POW/MIA Update: February 8, 2016

AMERICANS ACCOUNTED FOR: The number of US personnel missing and unaccounted for from the Vietnam war is still 1,624. The number of Americans now listed by DoD as returned and identified since the end of the Vietnam War in 1975 is 961. Another 63 US personnel, recovered by the US and identified before the end of the war, bring the total of US personnel accounted for from the Vietnam War to 1,024. Of the 1,624 still missing and unaccounted-for, 90% were lost in Vietnam or in areas of Cambodia and Laos under Vietnam’s wartime control: Vietnam-1,266 (VN-467, VS-799); Laos-302; Cambodia-49; PRC territorial waters-7. These country-specific numbers can and do fluctuate when investigations result in changes to loss locations. Since formation in 1970, the League has sought the return of all POWs, the fullest possible accounting for those still missing, and repatriation of all recoverable remains.

DPAA DIRECTOR VISITS CAMBODIA, LAOS & VIETNAM: DPAA Director Mike Linnington recently made his first trip to the three most directly engaged Vietnam War countries. He first briefly visited Cambodia, then made official calls in Vientiane, Laos, and flew by helicopter to visit DPAA and Lao personnel conducting field operations. He returned to Vientiane before going on to Hanoi to meet with senior officials there. He also visited DPAA and Vietnamese teams conducting field operations in Vietnam before flying back to the US, arriving in time for a DPAA-hosted Family Update in Portland, ME, on November 14th. On December 5th, Mr. Linnington briefed the Board of Directors on this important, introductory visit that came at a time of ever-increasing bilateral political, economic and military-to-military cooperation.

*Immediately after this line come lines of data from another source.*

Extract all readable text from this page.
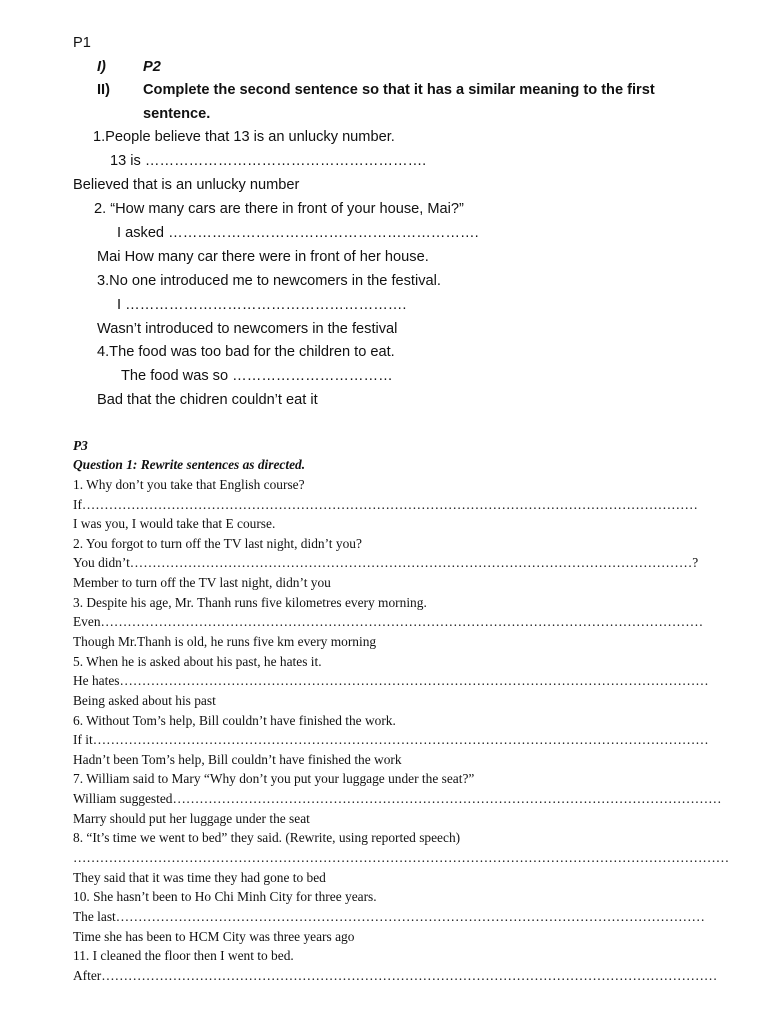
P1
I)	P2
II) Complete the second sentence so that it has a similar meaning to the first
sentence.
1.People believe that 13 is an unlucky number.
13 is ………………………………………………….
Believed that is an unlucky number
2. “How many cars are there in front of your house, Mai?”
I asked ……………………………………………………….
Mai How many car there were in front of her house.
3.No one introduced me to newcomers in the festival.
I ………………………………………………….
Wasn’t introduced to newcomers in the festival
4.The food was too bad for the children to eat.
The food was so ……………………………
Bad that the chidren couldn’t eat it
P3
Question 1: Rewrite sentences as directed.
1. Why don’t you take that English course?
If…………………………………………………………………………………………………………………………
I was you, I would take that E course.
2. You forgot to turn off the TV last night, didn’t you?
You didn’t………………………………………………………………………………………………………………?
Member to turn off the TV last night, didn’t you
3. Despite his age, Mr. Thanh runs five kilometres every morning.
Even………………………………………………………………………………………………………………………
Though Mr.Thanh is old, he runs five km every morning
5. When he is asked about his past, he hates it.
He hates……………………………………………………………………………………………………………………
Being asked about his past
6. Without Tom’s help, Bill couldn’t have finished the work.
If it…………………………………………………………………………………………………………………………
Hadn’t been Tom’s help, Bill couldn’t have finished the work
7. William said to Mary “Why don’t you put your luggage under the seat?”
William suggested……………………………………………………………………………………………………………
Marry should put her luggage under the seat
8. “It’s time we went to bed” they said. (Rewrite, using reported speech)
…………………………………………………………………………………………………………………………………
They said that it was time they had gone to bed
10. She hasn’t been to Ho Chi Minh City for three years.
The last……………………………………………………………………………………………………………………
Time she has been to HCM City was three years ago
11. I cleaned the floor then I went to bed.
After…………………………………………………………………………………………………………………………
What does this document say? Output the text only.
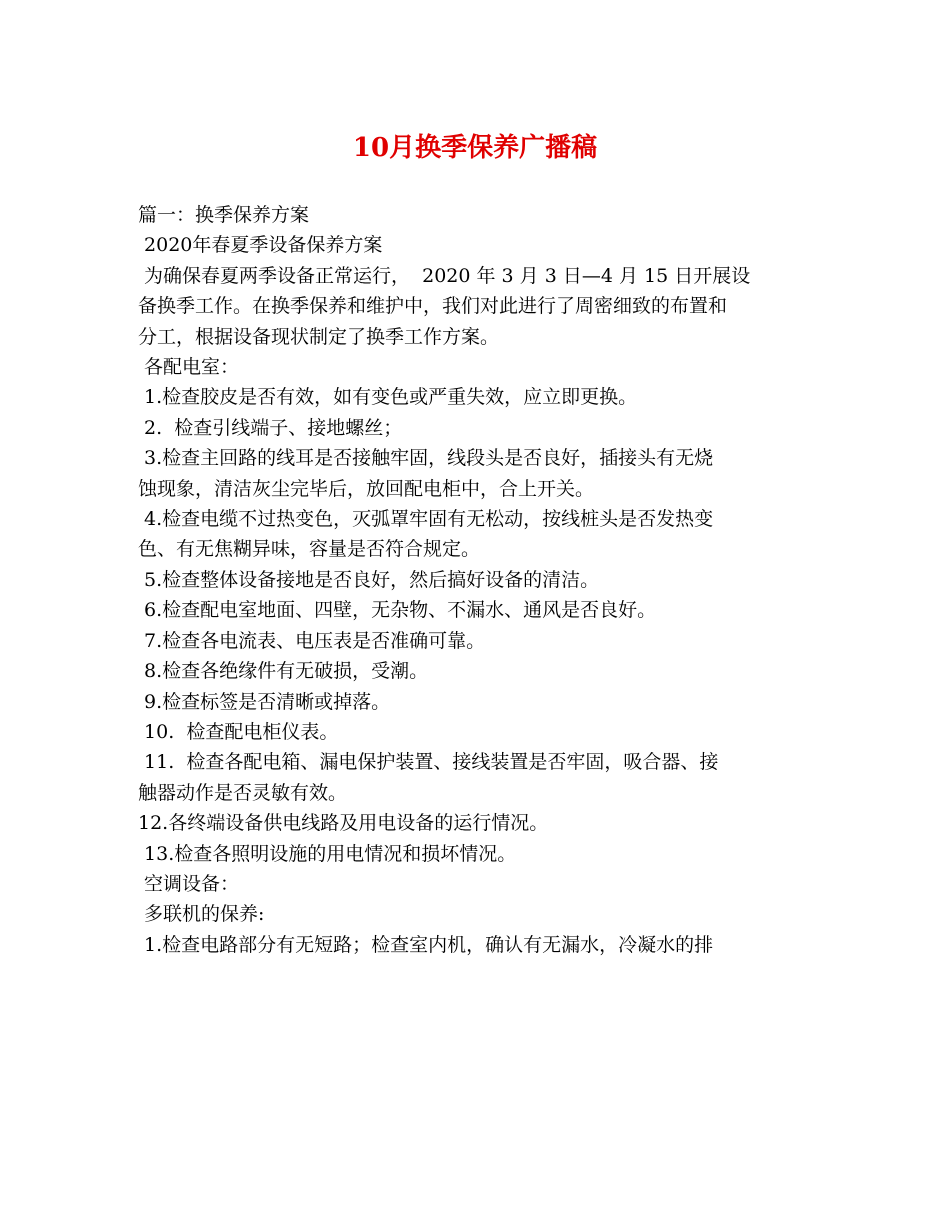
10月换季保养广播稿
篇一：换季保养方案
2020年春夏季设备保养方案
为确保春夏两季设备正常运行，  2020 年 3 月 3 日—4 月 15 日开展设
备换季工作。在换季保养和维护中，我们对此进行了周密细致的布置和
分工，根据设备现状制定了换季工作方案。
各配电室：
1.检查胶皮是否有效，如有变色或严重失效，应立即更换。
2.  检查引线端子、接地螺丝；
3.检查主回路的线耳是否接触牢固，线段头是否良好，插接头有无烧
蚀现象，清洁灰尘完毕后，放回配电柜中，合上开关。
4.检查电缆不过热变色，灭弧罩牢固有无松动，按线桩头是否发热变
色、有无焦糊异味，容量是否符合规定。
5.检查整体设备接地是否良好，然后搞好设备的清洁。
6.检查配电室地面、四壁，无杂物、不漏水、通风是否良好。
7.检查各电流表、电压表是否准确可靠。
8.检查各绝缘件有无破损，受潮。
9.检查标签是否清晰或掉落。
10.  检查配电柜仪表。
11.  检查各配电箱、漏电保护装置、接线装置是否牢固，吸合器、接
触器动作是否灵敏有效。
12.各终端设备供电线路及用电设备的运行情况。
13.检查各照明设施的用电情况和损坏情况。
空调设备：
多联机的保养:
1.检查电路部分有无短路；检查室内机，确认有无漏水，冷凝水的排
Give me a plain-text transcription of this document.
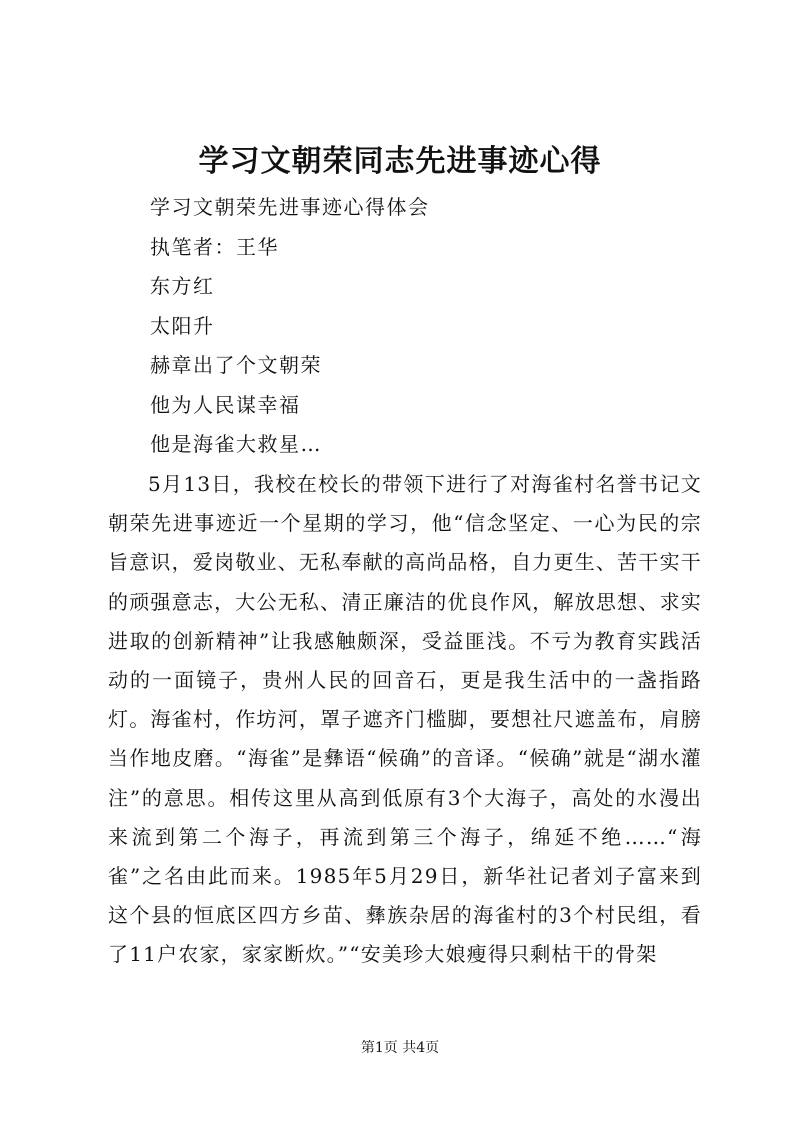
学习文朝荣同志先进事迹心得
学习文朝荣先进事迹心得体会
执笔者：王华
东方红
太阳升
赫章出了个文朝荣
他为人民谋幸福
他是海雀大救星…
5月13日，我校在校长的带领下进行了对海雀村名誉书记文朝荣先进事迹近一个星期的学习，他“信念坚定、一心为民的宗旨意识，爱岗敬业、无私奉献的高尚品格，自力更生、苦干实干的顽强意志，大公无私、清正廉洁的优良作风，解放思想、求实进取的创新精神”让我感触颇深，受益匪浅。不亏为教育实践活动的一面镜子，贵州人民的回音石，更是我生活中的一盏指路灯。海雀村，作坊河，罩子遮齐门槛脚，要想社尺遮盖布，肩膀当作地皮磨。“海雀”是彝语“候确”的音译。“候确”就是“湖水灌注”的意思。相传这里从高到低原有3个大海子，高处的水漫出来流到第二个海子，再流到第三个海子，绵延不绝……“海雀”之名由此而来。1985年5月29日，新华社记者刘子富来到这个县的恒底区四方乡苗、彝族杂居的海雀村的3个村民组，看了11户农家，家家断炊。”“安美珍大娘瘦得只剩枯干的骨架
第1页 共4页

DPAA LEADERS VISIT ONGOING FIELD OPERATIONS: During a quick visit to the region, US-Lao and US-Cambodian specialists conducting field operations were visited by DPAA Deputy Director BG Mark Spindler, USA, and DC-based Principal Staff Director Fern Sumpter Winbush. Although joint field recoveries and investigations related to the Vietnam War have resumed at a higher level, the Vietnamese, in particular, have repeatedly called for increasing the pace and scope of such operations, in fact since 2009. At present, the political climate, regionally and bilaterally with Vietnam, lends itself to expanding cooperation across the board.

REPATRIATIONS OF REMAINS: On December 10th, remains that could be those of two US personnel missing and unaccounted-for from the Vietnam War, recovered during joint field operations in Laos, were honored at a repatriation ceremony, attended by US Ambassador Dan Clune. On December 12th, remains believed to be those of four US personnel, also missing and unaccounted-for since the Vietnam War, were honored in a repatriation ceremony at Noi Bai International Airport in Hanoi. Some were turned over by civilian Vietnamese and others were recovered during field recovery operations in Vietnam. The four remains were reviewed by Vietnamese and American forensic specialists who determined the potential for identification. US Ambassador to Vietnam Ted Osius was joined by specialists from DPAA’s Detachment 2 and the Vietnam Office for Seeking Missing Persons (VNOSMP) in honoring those repatriated. In remarks, Ambassador Osius reportedly expressed gratitude for the goodwill and increasingly efficient and effective cooperation being afforded by the Government of Vietnam. The League extends sincere appreciation to all – American and Vietnamese – for the policy and operational support and/or participation which contributed to this repatriation and looks forward to further expanding the level of effort that can lead to increased accounting results.

DPAA DIRECTOR VISITING MOSCOW: Following coordination with the US Chairman of the US-Russia Joint Commission on POW/MIA Affairs (USRJC) General Robert H. “Doc” Foglesong, USAF (Ret), and with interagency approval, DPAA Director Linnington traveled to Moscow February 8th to meet with Russian Co-Chairman General Colonel Valery Vostrotin. The focus is to propose the agenda and date for a USRJC Plenary Session later this year in Washington, DC. There is great hope of renewing and restoring the work of the Joint Commission, especially since the Russian Federation named its new Chairman and opened its new office, located in the Embassy of the Russian Federation in Washington, DC. This important office was opened in July of last year and is headed by Maxim N. Alekseev, an impressive Russian official with a diverse background and record of experience. Recognizing it was past time to get beyond the endless delays that have plagued work of the USRJC, the League welcomes and appreciates these new initiatives by both countries and looks forward to increased efforts and accounting results. Director Linnington will also visit several European countries and US Ambassadors and US Military Commanders in the region, who will be contributing to the effort to conduct WWII recoveries.